Kallini Joseph R, Riaz Fauzia, Khachemoune Amor
Eisenhower Medical Center, Rancho Mirage, CA and Baylor College of Medicine, Houston, TX, USA.
Int J Dermatol. 2014 Feb;53(2):137-41. doi: 10.1111/ijd.12345. Epub 2013 Dec 10.

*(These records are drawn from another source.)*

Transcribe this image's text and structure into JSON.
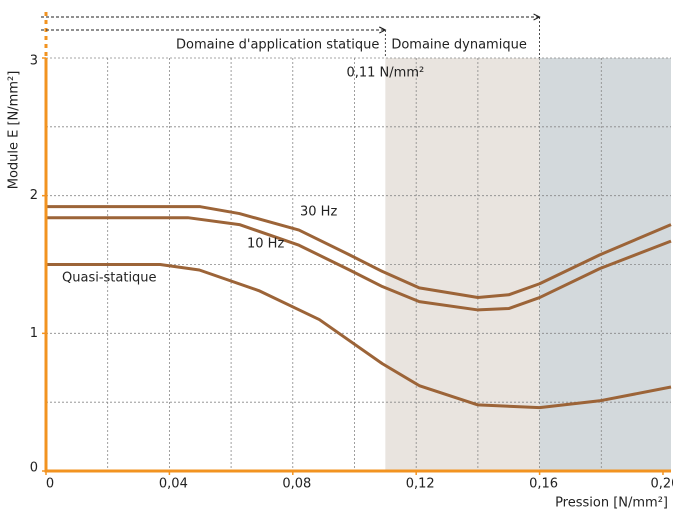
{
  "chart_data": {
    "type": "line",
    "xlabel": "Pression [N/mm²]",
    "ylabel": "Module E [N/mm²]",
    "static_label": "Domaine d'application statique",
    "dynamic_label": "Domaine dynamique",
    "threshold_label": "0,11 N/mm²",
    "xlim": [
      0,
      0.2026
    ],
    "ylim": [
      0,
      3
    ],
    "xticks": [
      0,
      {
        "value": 0.04,
        "label": "0,04"
      },
      {
        "value": 0.08,
        "label": "0,08"
      },
      {
        "value": 0.12,
        "label": "0,12"
      },
      {
        "value": 0.16,
        "label": "0,16"
      },
      {
        "value": 0.2,
        "label": "0,20"
      }
    ],
    "yticks": [
      0,
      1,
      2,
      3
    ],
    "xgrid": [
      0.02,
      0.04,
      0.06,
      0.08,
      0.1,
      0.12,
      0.14,
      0.16,
      0.18
    ],
    "ygrid": [
      0.5,
      1,
      1.5,
      2,
      2.5,
      3
    ],
    "axis_color": "#f29320",
    "regions": [
      {
        "from": 0.11,
        "to": 0.16,
        "color": "#e9e4df"
      },
      {
        "from": 0.16,
        "to": 0.2026,
        "color": "#d3d9dc"
      }
    ],
    "series": [
      {
        "name": "30 Hz",
        "color": "#9c6438",
        "x": [
          0,
          0.05,
          0.0627,
          0.082,
          0.0984,
          0.109,
          0.121,
          0.14,
          0.15,
          0.16,
          0.1795,
          0.2026
        ],
        "values": [
          1.92,
          1.92,
          1.87,
          1.75,
          1.57,
          1.45,
          1.33,
          1.26,
          1.28,
          1.36,
          1.57,
          1.79
        ]
      },
      {
        "name": "10 Hz",
        "color": "#9c6438",
        "x": [
          0,
          0.046,
          0.0627,
          0.082,
          0.0984,
          0.109,
          0.121,
          0.14,
          0.15,
          0.16,
          0.1795,
          0.2026
        ],
        "values": [
          1.84,
          1.84,
          1.79,
          1.64,
          1.46,
          1.34,
          1.23,
          1.17,
          1.18,
          1.26,
          1.47,
          1.67
        ]
      },
      {
        "name": "Quasi-statique",
        "color": "#9c6438",
        "x": [
          0,
          0.037,
          0.0497,
          0.069,
          0.0886,
          0.109,
          0.121,
          0.14,
          0.16,
          0.1795,
          0.2026
        ],
        "values": [
          1.5,
          1.5,
          1.46,
          1.31,
          1.1,
          0.78,
          0.62,
          0.48,
          0.46,
          0.51,
          0.61
        ]
      }
    ]
  }
}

In this article, we review the salient features of tinea versicolor and describe the epidemiology, clinical presentation, and histopathology of this mycosis in dark-skinned individuals. Tinea versicolor is caused by an overgrowth of the Malassezia genus. It manifests clinically as asymptomatic hypopigmented macules, hyperpigmented macules, or a combination of the two. Under light microscopy, Malassezia presents as a dimorphic fungus - in both the hyphal and yeast form. Most clinicians have found that the majority of dark-skinned patients present solely with hypopigmented lesions. Under light microscopy, lesions on dark skin involved with tinea versicolor tend to have a thicker stratum corneum, more tonofilaments in the granulosum, and more sequestered melanosomes. Differential diagnosis includes confluent and reticulated papillomatosis, seborrheic dermatitis, pityriasis rosea, pityriasis alba, and vitiligo. Tinea versicolor can be successfully managed in most cases with topical antifungal treatments. Cases of recurrence, such as those seen in immunocompromised patients, may necessitate scheduled oral or topical therapy.
在本文中,我们回顾了花斑癣的显著特征,并描述了这种真菌病在深色皮肤个体中的流行病学、临床表现和组织病理学。花斑癣由马拉色菌属过度生长引起。临床上表现为无症状的色素减退斑、色素沉着斑或两者皆有。在光学显微镜下,马拉色菌呈现为双相真菌——呈菌丝和酵母两种形态。大多数临床医生发现,大多数深色皮肤患者仅表现为色素减退性损害。在光学显微镜下,患有花斑癣的深色皮肤病变往往角质层更厚,颗粒层中有更多张力细丝,且黑素小体更隐匿。鉴别诊断包括融合性网状乳头瘤病、脂溢性皮炎、玫瑰糠疹、白色糠疹和白癜风。在大多数情况下,花斑癣通过外用抗真菌治疗可成功治愈。复发的病例,如免疫功能低下患者中所见的那些病例,可能需要定期进行口服或外用治疗。